La situation des Noirs américains s’est plutôt dégradée depuis l’élection de Barack Obama à la présidence en 2008, explique Pap Ndiaye, professeur d’histoire nord-américaine à Sciences Po, au lendemain des manifestations provoquées par l’acquittement de George Zimmerman, qui avait tué l’an dernier le jeune Trayvon Martin.
Pourquoi l’acquittement de George Zimmerman suscite-il une telle émotion aux Etats-Unis ?
C’est l’ensemble de cette affaire judiciaire qui a suscité une forte émotion depuis un an et demi : d’abord le meurtre du jeune Trayvon Martin ; ensuite l’acquittement de son meurtrier. Le sentiment d’injustice est très vif, particulièrement chez les Noirs américains. Il vient leur rappeler d’autres affaires, caractérisées par l’acquittement d’accusés ayant tué ou violenté des Noirs par des jurys composés d’Américains blancs. Depuis le 26 février 2012, tout le système policier et judiciaire a été organisé pour obtenir l’acquittement de George Zimmerman. L’émotion vient du sentiment que rien ne change, que les institutions américaines sont encore structurellement biaisées en défaveur des Afro-Américains. Y compris la Cour suprême, qui vient d’annuler certaines dispositions de la loi des droits civiques de 1965.
L’élection de Barack Obama semblait tourner une page aux Etats-Unis. N’a-t-elle été que l’arbre qui cache la forêt pour les Noirs américains ?
L’élection de Barack Obama n’a malheureusement rien changé à la situation des Afro-Américains. Elle leur a quand même donné un sentiment de fierté, ce qui n’est pas rien. Ils conservent un attachement personnel fort à Obama, attachement lié au symbole et à la dignité avec laquelle il incarne la fonction présidentielle. Mais les données socio-économiques montrent que la situation des Noirs américains s’est plutôt dégradée depuis 2008. Cela moins en raison d’un effet direct de la politique d’Obama qu’en raison de la crise économique qui a très lourdement affecté les minorités, sans qu’Obama fasse grand chose pour elles.
En outre, Obama, en raison de son identité, a éprouvé les pires difficultés pour s’adresser directement au monde noir, tant il a craint d’être considéré comme le "président des Noirs". Cela l’a amené à être d’une grande prudence sur les sujets de racisme ou de discrimination, par contraste avec un Bill Clinton plus audacieux sur le sujet, à une ou deux exception près, comme lorsque Obama a dit ce mot sans doute spontané : "Trayvon Martin aurait pu être mon fils".
La justice américaine est-elle toujours biaisée en défaveur des Noirs ?
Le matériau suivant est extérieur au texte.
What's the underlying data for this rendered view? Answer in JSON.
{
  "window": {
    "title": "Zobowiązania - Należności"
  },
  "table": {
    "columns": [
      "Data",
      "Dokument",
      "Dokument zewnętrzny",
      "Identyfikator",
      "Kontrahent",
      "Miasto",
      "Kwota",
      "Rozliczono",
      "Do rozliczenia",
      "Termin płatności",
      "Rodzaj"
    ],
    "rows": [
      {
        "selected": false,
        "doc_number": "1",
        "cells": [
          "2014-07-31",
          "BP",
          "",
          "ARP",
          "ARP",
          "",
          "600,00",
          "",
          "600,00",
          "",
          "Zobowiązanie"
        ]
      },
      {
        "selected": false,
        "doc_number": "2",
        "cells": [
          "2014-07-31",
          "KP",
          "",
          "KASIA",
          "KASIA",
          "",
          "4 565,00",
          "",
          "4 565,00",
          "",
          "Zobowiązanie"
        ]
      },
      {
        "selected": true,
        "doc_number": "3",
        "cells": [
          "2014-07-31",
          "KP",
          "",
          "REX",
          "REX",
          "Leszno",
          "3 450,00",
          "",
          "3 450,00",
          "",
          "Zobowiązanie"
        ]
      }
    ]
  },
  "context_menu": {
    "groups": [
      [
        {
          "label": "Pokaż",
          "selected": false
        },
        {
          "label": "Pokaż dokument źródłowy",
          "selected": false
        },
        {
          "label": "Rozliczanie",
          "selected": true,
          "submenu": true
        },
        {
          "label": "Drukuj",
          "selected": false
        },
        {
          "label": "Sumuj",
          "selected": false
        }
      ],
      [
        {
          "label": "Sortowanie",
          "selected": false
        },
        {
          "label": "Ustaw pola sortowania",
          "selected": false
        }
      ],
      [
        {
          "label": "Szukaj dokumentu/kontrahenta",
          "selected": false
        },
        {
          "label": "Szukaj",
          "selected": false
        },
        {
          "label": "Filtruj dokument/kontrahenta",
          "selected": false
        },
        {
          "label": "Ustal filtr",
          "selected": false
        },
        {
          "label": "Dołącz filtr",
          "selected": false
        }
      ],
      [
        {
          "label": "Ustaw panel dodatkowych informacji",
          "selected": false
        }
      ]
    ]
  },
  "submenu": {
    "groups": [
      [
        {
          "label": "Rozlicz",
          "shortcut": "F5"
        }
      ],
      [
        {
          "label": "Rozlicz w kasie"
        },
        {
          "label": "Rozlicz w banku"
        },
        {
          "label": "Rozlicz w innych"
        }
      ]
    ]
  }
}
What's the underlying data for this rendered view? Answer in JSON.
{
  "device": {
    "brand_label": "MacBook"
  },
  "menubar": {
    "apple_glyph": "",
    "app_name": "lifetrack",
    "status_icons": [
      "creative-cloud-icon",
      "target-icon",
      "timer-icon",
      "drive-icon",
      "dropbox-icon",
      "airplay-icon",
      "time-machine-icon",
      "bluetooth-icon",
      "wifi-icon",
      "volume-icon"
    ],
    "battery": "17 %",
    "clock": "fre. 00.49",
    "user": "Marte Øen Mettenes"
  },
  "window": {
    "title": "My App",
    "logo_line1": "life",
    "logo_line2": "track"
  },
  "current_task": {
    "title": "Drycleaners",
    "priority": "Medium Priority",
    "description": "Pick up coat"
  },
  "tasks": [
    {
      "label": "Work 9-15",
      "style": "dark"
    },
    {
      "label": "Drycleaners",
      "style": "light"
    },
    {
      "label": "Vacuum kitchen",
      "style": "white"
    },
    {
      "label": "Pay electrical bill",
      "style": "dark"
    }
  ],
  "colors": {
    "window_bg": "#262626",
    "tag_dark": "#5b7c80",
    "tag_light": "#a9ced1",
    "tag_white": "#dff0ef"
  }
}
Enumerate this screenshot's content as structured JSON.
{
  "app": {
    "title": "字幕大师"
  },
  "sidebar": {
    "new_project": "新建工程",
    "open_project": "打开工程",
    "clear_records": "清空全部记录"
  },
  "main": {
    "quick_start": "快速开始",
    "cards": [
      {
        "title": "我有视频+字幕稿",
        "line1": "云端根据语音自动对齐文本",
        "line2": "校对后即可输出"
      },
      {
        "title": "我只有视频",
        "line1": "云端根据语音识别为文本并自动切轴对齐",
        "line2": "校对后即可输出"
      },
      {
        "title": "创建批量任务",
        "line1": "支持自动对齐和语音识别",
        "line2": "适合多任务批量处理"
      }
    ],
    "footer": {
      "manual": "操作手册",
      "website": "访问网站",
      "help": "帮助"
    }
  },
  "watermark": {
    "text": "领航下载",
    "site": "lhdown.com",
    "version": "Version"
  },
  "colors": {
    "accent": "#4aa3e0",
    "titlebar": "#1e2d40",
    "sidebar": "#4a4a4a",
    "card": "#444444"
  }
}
La justice américaine condamne plus lourdement les Noirs. Près de la moitié des condamnés à mort sont noirs ; les Afro-Américains sont huit fois plus nombreux que les Blancs en prison, et on pourrait multiplier les statistiques de ce genre. Cela ne s’explique pas seulement par des facteurs socio-économiques (la pauvreté, les défaillances du système éducatif public), mais aussi par une justice, qui, en tendance, a la main plus lourde pour les non-Blancs, et est plus indulgente lorsqu’un Blanc est accusé de violence à l’encontre d’un Noir.
Les ministres de la justice américains (attorney generals) ont reconnu les biais racistes de la justice américaine, y compris John Ashcroft du gouvernement Bush et l’actuel attorney general Eric Holder. Le projet de loi, "End Racial Profiling Act" dite ERPA, en discussion au Congrès, vise à réduire ces biais dans le système judiciaire en les qualifiant comme des crimes, et en obligeant le système à rendre des comptes sur ses pratiques.